Por solo citar algunas, los graves problemas medioambientales de ámbito global como el cambio climático, la preminencia de los intereses de las empresas financieras transnacionales frente a los gobiernos nacionales y sus ciudadanos o el incremento de la desigualdad entre ricos y pobres. Vargas Llosa pone el acento en la libertad pero apenas incide en las desigualdades sociales que el liberalismo genera y que no es capaz de corregir de manera satisfactoria. Con afirmar que el sistema provee los medios para la igualdad de oportunidades de partida y dejar que sean el mérito y el esfuerzo los factores que hagan el resto, se da por satisfecho.

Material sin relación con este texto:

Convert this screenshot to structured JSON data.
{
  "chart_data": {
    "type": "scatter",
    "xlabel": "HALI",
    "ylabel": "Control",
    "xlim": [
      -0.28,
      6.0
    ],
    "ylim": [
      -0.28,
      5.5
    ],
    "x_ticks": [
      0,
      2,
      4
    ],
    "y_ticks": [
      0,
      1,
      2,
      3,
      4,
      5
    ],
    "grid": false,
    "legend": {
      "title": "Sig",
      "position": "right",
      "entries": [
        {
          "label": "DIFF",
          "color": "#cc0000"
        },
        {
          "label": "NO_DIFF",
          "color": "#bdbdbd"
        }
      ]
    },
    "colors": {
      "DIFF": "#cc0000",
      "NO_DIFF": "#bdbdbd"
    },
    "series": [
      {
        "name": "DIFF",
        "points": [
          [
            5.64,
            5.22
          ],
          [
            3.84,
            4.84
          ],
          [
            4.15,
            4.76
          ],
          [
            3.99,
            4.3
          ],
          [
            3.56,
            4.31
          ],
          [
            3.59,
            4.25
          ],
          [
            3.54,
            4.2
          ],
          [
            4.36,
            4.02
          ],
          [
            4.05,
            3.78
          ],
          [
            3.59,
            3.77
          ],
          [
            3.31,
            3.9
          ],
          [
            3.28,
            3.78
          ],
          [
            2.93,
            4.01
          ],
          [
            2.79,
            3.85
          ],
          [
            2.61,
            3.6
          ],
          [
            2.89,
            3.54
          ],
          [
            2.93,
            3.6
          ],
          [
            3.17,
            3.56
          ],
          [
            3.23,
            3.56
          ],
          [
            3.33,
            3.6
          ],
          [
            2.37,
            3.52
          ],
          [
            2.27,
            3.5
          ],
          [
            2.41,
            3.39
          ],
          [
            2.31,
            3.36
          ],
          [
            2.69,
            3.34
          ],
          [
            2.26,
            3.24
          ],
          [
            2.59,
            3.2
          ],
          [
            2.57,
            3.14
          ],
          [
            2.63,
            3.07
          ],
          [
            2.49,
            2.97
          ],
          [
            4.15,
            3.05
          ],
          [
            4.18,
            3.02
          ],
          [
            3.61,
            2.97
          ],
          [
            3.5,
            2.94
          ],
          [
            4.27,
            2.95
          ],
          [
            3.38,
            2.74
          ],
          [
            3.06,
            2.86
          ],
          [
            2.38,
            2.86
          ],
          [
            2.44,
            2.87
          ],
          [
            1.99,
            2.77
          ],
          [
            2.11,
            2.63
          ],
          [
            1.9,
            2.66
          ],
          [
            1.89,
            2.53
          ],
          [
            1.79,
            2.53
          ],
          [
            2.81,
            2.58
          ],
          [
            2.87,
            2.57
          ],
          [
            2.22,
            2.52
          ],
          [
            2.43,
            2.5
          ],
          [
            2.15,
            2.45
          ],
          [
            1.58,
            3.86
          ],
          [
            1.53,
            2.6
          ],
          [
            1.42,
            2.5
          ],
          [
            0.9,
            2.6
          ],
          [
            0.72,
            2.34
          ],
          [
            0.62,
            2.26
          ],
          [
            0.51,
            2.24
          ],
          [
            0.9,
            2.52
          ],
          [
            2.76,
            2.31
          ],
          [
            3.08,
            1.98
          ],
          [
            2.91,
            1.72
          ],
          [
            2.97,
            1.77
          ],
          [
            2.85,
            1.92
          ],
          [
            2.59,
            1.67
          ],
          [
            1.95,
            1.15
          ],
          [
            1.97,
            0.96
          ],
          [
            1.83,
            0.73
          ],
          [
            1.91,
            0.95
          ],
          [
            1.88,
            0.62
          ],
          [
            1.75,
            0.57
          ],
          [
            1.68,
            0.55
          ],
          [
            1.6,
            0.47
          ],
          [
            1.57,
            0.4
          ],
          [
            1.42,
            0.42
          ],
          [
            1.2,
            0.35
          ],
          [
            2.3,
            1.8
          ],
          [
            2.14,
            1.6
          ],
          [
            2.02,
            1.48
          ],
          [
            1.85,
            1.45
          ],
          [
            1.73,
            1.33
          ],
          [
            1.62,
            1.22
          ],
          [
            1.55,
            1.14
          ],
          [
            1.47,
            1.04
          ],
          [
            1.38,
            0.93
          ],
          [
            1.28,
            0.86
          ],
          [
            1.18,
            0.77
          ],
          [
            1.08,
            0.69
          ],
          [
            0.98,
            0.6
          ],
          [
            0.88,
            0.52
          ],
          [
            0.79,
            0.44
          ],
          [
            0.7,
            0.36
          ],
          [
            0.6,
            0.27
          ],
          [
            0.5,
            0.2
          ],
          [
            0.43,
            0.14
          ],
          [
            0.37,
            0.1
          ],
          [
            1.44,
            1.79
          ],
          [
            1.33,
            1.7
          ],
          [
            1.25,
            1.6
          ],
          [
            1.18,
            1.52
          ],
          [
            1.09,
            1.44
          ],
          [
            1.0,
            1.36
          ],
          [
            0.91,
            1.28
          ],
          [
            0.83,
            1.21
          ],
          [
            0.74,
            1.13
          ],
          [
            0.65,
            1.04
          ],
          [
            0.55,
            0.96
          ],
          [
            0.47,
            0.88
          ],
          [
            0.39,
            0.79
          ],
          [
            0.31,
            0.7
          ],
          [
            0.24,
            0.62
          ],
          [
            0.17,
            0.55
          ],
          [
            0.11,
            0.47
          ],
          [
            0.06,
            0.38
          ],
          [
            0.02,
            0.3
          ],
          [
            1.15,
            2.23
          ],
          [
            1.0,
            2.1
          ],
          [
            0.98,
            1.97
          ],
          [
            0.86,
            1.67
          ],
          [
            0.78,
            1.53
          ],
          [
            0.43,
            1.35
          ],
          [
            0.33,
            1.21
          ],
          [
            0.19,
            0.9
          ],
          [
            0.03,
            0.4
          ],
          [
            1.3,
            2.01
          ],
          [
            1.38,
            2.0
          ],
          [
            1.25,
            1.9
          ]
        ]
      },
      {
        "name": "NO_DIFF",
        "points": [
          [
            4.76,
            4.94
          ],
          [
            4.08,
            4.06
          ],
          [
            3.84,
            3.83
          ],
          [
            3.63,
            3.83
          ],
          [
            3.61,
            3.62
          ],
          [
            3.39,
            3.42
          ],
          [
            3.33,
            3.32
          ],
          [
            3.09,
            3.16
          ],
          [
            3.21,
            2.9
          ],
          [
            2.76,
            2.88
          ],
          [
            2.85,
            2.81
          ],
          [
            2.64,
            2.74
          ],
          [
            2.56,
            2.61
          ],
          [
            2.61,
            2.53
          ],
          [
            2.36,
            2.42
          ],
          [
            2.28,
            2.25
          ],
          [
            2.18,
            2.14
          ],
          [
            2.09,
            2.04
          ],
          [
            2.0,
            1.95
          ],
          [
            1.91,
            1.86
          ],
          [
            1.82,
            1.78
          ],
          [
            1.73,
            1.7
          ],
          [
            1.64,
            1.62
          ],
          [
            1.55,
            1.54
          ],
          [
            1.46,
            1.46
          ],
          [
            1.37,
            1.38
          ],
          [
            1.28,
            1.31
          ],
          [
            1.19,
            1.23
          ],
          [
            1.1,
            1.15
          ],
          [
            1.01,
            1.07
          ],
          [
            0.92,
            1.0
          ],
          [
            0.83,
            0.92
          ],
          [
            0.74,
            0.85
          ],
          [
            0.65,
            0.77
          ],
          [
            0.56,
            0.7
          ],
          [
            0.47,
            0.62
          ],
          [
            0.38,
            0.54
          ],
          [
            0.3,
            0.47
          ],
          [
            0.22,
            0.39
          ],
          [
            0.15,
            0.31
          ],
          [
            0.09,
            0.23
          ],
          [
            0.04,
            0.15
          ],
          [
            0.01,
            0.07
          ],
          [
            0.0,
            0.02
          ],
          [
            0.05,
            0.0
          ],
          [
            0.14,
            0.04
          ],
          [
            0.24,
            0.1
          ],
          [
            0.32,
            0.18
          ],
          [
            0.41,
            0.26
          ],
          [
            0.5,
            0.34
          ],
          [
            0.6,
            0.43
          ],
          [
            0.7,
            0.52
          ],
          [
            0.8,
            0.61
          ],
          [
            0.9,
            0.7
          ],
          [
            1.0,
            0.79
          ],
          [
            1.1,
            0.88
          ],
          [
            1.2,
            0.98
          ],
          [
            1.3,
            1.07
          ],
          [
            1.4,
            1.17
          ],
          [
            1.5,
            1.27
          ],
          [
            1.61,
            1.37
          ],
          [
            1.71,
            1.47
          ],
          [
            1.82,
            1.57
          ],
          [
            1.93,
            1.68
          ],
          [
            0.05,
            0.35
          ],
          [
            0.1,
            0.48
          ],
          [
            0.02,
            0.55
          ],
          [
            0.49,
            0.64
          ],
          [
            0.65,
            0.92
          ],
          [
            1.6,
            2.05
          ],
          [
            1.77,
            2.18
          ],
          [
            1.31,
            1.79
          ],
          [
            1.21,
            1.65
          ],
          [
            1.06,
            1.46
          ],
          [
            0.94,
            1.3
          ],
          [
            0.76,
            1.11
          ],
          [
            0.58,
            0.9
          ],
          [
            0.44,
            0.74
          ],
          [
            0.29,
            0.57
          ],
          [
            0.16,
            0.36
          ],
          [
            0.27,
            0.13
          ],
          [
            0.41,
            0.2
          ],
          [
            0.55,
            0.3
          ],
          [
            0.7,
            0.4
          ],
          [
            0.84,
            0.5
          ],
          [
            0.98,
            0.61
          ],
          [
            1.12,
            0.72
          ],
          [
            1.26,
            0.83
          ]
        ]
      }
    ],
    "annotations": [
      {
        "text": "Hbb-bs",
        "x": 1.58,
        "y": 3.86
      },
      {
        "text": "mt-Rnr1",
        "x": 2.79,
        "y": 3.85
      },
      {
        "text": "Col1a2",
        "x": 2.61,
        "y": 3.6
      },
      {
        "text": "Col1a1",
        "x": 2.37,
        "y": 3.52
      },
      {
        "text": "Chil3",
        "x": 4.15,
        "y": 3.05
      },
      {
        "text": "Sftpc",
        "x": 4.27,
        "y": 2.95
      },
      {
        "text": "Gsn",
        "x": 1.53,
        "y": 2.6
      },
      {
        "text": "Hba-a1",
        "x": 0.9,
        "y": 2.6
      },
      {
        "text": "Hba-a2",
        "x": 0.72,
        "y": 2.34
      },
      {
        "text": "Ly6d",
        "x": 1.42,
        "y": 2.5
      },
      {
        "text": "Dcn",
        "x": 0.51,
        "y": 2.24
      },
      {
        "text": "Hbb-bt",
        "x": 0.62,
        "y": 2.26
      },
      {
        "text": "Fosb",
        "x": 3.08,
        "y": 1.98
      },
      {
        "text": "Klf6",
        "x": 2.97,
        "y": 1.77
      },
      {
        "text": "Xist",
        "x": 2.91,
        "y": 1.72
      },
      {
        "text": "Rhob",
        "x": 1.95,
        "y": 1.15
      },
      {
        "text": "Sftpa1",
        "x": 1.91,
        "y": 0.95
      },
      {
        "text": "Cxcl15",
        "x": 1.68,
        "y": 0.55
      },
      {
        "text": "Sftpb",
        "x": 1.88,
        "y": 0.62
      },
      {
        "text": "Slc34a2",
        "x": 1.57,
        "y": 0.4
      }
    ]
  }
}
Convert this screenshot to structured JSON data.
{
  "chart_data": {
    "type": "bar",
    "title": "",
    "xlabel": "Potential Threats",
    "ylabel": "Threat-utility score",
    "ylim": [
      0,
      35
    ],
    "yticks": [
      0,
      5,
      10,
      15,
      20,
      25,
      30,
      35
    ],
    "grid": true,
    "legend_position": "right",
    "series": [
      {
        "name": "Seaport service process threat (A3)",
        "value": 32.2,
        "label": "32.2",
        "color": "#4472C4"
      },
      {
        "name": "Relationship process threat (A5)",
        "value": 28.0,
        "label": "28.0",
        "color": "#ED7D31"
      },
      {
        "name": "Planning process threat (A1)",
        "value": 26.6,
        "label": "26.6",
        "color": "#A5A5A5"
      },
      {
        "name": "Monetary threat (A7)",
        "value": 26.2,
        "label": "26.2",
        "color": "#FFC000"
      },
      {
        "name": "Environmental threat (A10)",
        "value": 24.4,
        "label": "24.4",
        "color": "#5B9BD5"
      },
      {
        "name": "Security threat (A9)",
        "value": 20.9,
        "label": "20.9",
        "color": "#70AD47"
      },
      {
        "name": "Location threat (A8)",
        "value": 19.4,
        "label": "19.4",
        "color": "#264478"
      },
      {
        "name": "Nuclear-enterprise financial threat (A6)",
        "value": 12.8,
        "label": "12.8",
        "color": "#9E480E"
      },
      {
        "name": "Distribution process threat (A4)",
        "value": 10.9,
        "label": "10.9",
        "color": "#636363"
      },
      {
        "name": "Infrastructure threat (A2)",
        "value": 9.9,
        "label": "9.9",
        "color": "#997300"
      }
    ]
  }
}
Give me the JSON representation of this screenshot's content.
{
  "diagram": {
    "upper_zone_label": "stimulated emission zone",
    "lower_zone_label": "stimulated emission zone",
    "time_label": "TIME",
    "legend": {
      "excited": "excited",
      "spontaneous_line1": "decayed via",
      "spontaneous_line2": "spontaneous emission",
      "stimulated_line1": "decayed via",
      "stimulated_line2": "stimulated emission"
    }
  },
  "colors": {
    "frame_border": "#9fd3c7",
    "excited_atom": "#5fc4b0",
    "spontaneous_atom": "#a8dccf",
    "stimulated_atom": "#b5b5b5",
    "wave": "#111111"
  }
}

Ni siquiera la socialdemocracia - una suerte de liberalismo de izquierdas - le termina de convencer a pesar de que fueron gobiernos de este signo los que más hicieron en la posguerra por atenuar las diferencias sociales. El estado del bienestar que impulsaron y perfeccionaron estos gobiernos tampoco merece reconocimiento alguno en la pluma de Vargas Llosa: prefiere alinearse con Hayek, uno de sus autores preferidos y uno de los más ultraliberales de cuantos glosa, y considerar a los socialdemócratas como compañeros de viaje de los comunistas dispuestos a implantar la dictadura del proletariado a las primeras de cambio. Siempre encomiástico y en ocasiones hagiográfico con sus pensadores liberales de cabecera, Vargas Llosa nos ofrece un libro desde todo punto de vista innecesario y en consecuencia prescindible. Lo que sí viene a confirmar "La llamada de la tribu" es que Vargas Llosa es un gran escritor, pero de literatura de ficción.